Now we're ready to propagate the label distributions.  We do this iteratively, on each iteration sending the distribution at each node to each of its neighbours.  First we use some dumbo magic to join distributions to adjacency lists.  We just need to write a reducer:

class Reducer(JoinReducer):
    def primary(self,key,values):
        self.label_dist = values.next()
    def secondary(self,key,values):
        yield key,(self.label_dist,values.next())

      
Then we transmit the distribution from each node to its neighbours:

def map_propagate(key,value):
    label_dist,adjacency_list = value
    for node,weight in adjacency_list:
        yield node, [(label,prob*weight) for label,prob in label_dist]


Finally we sum and normalise the incoming distributions at each receiving node:

def reduce_sum_normalise(key,values):
    dist = defaultdict(lambda:0)
    for d in values:
        for label,prob in d:
            dist[label] += float(prob)
    dist = normalise_dist(dist.items(),MAX_LABELS_PER_NODE)
    yield key,dist


Here's the runner for this job:

def runner(job):
    multimapper = MultiMapper()
    multimapper.add("label_dists", primary(identitymapper))
    multimapper.add("adjacency_lists", secondary(identitymapper))
    job.additer(multimapper,Reducer)
    job.additer(map_propagate,reduce_sum_normalise)

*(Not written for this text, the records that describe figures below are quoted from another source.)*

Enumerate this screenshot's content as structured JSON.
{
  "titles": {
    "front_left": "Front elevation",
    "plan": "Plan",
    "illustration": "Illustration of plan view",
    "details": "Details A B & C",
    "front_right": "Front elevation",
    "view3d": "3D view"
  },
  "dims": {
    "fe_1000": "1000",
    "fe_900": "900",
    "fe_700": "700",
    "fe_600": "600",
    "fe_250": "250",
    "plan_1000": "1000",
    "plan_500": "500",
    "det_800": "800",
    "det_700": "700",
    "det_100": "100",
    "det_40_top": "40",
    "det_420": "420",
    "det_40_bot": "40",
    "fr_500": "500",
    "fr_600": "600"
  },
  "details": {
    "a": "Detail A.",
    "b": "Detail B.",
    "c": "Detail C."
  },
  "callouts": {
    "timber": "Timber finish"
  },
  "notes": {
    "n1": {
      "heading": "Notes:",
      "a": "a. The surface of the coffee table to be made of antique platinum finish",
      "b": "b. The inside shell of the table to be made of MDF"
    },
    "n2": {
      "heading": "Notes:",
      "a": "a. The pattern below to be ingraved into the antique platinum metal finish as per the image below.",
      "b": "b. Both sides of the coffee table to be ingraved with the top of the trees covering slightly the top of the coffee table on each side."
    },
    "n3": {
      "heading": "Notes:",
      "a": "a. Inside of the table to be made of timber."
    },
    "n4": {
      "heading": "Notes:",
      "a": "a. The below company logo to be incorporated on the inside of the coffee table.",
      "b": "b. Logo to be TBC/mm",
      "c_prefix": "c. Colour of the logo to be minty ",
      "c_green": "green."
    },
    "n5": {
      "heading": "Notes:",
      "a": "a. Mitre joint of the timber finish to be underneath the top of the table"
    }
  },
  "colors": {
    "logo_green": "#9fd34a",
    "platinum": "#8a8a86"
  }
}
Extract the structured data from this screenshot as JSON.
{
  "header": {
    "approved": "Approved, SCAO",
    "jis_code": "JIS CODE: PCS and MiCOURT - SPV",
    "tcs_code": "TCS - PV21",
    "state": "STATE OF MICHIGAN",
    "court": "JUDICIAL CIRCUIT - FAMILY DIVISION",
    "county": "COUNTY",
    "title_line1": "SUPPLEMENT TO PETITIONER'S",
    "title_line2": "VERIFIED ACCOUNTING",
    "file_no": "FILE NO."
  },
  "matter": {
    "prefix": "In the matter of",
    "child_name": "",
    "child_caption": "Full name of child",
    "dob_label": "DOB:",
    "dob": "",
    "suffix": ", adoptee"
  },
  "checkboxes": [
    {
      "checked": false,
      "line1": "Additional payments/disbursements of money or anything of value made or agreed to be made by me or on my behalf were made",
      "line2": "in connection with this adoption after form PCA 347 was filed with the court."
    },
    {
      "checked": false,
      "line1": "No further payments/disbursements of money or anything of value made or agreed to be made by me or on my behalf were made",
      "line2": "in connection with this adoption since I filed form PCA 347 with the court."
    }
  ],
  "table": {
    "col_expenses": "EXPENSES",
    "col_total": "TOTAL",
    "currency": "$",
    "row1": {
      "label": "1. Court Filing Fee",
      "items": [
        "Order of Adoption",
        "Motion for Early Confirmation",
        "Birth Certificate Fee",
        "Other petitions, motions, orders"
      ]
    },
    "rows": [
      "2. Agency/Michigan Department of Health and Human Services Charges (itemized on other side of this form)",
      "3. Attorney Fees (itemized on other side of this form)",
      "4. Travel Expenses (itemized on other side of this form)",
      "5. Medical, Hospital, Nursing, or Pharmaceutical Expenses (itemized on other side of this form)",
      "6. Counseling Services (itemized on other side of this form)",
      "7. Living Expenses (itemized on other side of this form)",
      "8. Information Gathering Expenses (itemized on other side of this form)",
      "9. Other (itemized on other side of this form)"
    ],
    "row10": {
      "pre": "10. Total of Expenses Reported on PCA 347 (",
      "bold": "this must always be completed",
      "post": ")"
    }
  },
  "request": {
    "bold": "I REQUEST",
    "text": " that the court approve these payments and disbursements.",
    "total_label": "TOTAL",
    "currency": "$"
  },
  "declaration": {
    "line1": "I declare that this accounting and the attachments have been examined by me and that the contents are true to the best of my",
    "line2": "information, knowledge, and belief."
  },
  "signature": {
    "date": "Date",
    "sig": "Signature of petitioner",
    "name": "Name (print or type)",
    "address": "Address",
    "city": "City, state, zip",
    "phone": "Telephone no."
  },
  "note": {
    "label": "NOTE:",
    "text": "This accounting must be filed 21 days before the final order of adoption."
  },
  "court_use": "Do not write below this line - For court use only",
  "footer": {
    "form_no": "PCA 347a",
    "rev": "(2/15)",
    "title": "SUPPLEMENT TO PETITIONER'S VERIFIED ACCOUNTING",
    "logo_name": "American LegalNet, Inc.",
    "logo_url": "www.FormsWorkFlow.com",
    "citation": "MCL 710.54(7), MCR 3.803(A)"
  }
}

And that's it: a massively scalable graph-based recommender in under 50 lines of python.  Well ok, we still need to interpret the ouput.  We started with an observed distribution at the dummy node for Norman like this:

(3, 'norman')   [((2, 'orange'), 0.75), ((2, 'banana'), 0.25)]


and after a few iterations our recommender has inferred this at his node:

(1, 'norman')   [((2, 'orange'), 0.45735654387297453), ((2, 'banana'), 0.28646536729600702), ((2, 'cherry'), 0.11646859085648147), ((2, 'apple'), 0.074826725260416671), ((2, 'pear'), 0.064882772714120379)]


So next lunchtime I'll suggest he tries some cherries.